T Ü R K İ Y E ' N İ N    B İ R İ K İ M İ
R Ö P O R T A J 20 ARALIK 2005 SALI
  Ana Sayfa
  Gündem
  Politika
  Ekonomi
  Dünya
  Aktüel
  Spor
  Yazarlar
  Televizyon
  Sağlık
  Bugünkü Yeni Şafak
 
  657'liler Ailesi
  Bilişim
  Çalışanın Sesi
  Diziler
  Düşünce Gündemi
  İzdüşüm
  Kültür-Sanat
  Nar-ı Beyza
  Okur Sözcüsü
  Röportaj
  Sinema
  Yemek
  Zamanda Yolculuk
 
  Bize Yazın
  Abone Formu
  Temsilcilikler
  Reklam
  Künye
 
  Arşiv

  Yeni Şafak'ta Ara
 

Hal bu ki
Fadime ÖZKAN

Sivil Türkiye AB için ÇOK ÖNEMLİ

FOTOĞRAF: FERHAT ULUDAĞLAR Alman Yeşiller Partisinin Avrupa Parlamentosu'ndaki Türk asıllı milletvekili Cem Özdemir, Türkiye'nin Avrupa için taşıdığı önemi anlattı.
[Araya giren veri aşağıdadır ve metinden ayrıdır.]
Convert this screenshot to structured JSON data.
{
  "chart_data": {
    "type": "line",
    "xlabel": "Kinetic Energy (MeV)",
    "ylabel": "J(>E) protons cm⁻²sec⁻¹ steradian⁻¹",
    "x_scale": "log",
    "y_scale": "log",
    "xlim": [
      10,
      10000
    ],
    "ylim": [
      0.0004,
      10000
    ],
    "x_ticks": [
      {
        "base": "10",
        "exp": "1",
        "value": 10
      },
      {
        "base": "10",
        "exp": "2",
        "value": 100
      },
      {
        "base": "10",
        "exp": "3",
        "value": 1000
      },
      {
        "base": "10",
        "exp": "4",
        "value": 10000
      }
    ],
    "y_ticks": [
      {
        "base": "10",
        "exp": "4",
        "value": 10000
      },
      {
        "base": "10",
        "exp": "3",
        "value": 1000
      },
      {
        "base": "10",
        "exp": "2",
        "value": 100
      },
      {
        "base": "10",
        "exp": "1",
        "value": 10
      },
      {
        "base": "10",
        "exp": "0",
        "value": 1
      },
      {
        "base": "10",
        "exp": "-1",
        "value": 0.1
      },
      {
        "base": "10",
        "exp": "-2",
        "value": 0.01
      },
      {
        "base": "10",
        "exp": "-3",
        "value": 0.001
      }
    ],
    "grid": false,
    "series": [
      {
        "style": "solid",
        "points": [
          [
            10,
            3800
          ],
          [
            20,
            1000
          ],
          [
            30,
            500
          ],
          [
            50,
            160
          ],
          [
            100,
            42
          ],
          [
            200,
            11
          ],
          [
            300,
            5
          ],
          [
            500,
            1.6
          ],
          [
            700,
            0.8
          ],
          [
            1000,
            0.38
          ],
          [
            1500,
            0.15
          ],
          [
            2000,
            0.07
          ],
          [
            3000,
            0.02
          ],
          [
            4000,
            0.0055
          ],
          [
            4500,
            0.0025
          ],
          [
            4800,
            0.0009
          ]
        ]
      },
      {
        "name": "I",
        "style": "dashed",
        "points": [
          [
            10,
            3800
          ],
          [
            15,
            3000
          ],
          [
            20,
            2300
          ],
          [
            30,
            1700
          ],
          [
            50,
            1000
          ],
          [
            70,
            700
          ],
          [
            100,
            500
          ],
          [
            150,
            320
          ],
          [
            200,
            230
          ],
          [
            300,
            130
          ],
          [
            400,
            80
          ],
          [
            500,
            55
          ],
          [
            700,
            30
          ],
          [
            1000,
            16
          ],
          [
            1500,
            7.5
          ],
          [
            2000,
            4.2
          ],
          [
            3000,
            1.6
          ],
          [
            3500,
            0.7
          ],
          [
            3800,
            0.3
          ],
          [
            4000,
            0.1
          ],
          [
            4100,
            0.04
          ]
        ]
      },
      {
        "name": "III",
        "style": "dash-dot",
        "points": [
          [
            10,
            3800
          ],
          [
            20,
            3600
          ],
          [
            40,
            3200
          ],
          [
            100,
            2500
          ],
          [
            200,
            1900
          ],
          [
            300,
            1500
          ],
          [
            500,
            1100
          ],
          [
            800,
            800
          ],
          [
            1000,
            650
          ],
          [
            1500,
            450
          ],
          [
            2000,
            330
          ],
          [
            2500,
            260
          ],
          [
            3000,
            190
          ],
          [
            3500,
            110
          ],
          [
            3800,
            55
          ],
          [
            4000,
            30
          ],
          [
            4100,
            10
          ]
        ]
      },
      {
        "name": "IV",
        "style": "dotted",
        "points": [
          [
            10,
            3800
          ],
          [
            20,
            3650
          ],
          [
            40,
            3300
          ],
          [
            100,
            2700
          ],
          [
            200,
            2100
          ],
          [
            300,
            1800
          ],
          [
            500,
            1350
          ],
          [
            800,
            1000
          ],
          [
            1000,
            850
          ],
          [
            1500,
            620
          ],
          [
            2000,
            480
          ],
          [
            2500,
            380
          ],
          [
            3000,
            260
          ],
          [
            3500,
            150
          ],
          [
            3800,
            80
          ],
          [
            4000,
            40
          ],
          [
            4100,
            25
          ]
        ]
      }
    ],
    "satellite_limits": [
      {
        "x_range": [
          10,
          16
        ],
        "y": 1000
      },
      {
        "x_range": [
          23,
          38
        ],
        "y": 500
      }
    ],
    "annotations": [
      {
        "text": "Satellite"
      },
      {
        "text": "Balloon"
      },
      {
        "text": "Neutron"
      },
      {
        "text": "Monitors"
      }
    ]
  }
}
Alman Yeşiller Partisi'nin Avrupa Parlamentosu'ndaki Türk kökenli milletvekili Cem Özdemir, Türk kamuoyunun yakından tanıdığı bir isim. Orhan Pamuk davasını takip etmek için İstanbul'a gelen ve adliye önündeki kargaşada tartaklanan Özdemir, ifade özgürlüğünün AB ile müzakere sürecine giren Türkiye'de bir an önce yerleşmesi gerektiğine inanıyor.

1965 yılında Almanya'da bir işçi ailesinin çocuğu olarak dünyaya gelen Cem Özdemir, sosyal pedagoji eğitimi aldı. 1981'de Yeşiller Partisi'ne girdi, göçmen ve mülteci politikasıyla ilgilendi. 1994'te, 29 yaşında, Federal Meclis'e giren anne-babası Türk ilk milletvekili oldu.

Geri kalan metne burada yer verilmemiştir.